The White House reacted negatively to Kobick’s ruling — the latest instance of Trump officials attacking judges who rule against the administration’s far right agenda.
The decision is “yet another attempt by a rogue judge to thwart President Trump’s agenda and push radical gender ideology that defies biological truth,” a spokesperson for the White House said — a statement that disregards the prevailing view among biology and gender experts that gender and sex are not binary.
The administration is likely to appeal the ruling.
Spokespersons for the ACLU, meanwhile, heralded the ruling issued by Kobick.
“This decision is a critical victory against discrimination and for equal justice under the law,” said Li Nowlin-Sohl, senior staff attorney for the ACLU’s LGBTQ & HIV Project. “But it’s also a historic win in the fight against this administration’s efforts to drive transgender people out of public life.”

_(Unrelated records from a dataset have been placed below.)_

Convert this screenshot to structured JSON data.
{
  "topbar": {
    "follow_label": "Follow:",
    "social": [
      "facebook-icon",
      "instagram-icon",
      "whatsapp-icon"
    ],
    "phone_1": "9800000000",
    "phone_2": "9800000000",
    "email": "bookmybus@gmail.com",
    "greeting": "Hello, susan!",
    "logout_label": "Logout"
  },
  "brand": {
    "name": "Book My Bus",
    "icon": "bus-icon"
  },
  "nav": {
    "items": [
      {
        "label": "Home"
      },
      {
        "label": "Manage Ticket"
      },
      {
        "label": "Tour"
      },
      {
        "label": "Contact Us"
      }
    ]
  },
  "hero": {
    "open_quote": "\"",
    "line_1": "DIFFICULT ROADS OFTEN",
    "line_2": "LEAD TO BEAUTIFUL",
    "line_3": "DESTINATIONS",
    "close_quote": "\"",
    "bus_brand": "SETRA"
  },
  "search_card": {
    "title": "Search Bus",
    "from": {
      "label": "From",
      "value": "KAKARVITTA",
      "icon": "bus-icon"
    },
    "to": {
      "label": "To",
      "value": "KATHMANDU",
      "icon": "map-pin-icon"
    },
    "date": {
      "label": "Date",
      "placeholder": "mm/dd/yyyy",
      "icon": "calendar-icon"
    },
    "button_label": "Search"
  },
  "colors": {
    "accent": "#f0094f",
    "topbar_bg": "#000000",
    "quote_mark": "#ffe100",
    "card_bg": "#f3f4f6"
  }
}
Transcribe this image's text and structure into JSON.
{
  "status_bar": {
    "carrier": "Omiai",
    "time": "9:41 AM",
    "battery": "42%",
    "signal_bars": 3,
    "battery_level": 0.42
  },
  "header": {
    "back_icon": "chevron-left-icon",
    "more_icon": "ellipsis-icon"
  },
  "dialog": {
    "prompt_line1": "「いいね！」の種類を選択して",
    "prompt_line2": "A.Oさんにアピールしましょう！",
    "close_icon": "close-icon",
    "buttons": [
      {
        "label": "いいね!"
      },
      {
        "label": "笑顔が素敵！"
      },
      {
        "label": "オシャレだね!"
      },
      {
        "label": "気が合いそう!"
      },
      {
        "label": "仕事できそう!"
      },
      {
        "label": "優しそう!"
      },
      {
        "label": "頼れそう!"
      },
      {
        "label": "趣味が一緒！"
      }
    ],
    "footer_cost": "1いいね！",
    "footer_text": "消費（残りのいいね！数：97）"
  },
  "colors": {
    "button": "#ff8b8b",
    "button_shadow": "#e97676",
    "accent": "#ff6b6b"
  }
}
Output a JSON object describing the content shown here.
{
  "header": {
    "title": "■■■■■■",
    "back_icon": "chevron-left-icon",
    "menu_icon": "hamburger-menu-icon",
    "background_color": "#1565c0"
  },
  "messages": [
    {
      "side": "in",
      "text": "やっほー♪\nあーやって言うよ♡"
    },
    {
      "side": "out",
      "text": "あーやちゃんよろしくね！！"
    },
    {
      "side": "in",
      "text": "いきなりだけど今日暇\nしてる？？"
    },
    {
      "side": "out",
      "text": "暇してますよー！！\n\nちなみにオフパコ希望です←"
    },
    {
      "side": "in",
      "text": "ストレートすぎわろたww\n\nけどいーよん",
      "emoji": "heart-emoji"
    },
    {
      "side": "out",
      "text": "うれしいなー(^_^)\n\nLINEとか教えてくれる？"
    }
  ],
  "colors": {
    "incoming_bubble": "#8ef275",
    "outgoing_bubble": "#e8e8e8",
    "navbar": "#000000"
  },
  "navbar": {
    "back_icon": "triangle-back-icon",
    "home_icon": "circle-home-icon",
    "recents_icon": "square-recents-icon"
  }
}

Nowlin-Sohl also said the department’s policy “is a baseless barrier for transgender, nonbinary, and intersex Americans and denies them the dignity we all deserve.”
“The Trump administration’s passport policy attacks the foundations of the right to privacy and the freedom for all people to live their lives safely and with dignity,” said Jessie Rossman, legal director for the ACLU of Massachusetts. “We will continue to fight to stop this unlawful policy once and for all.”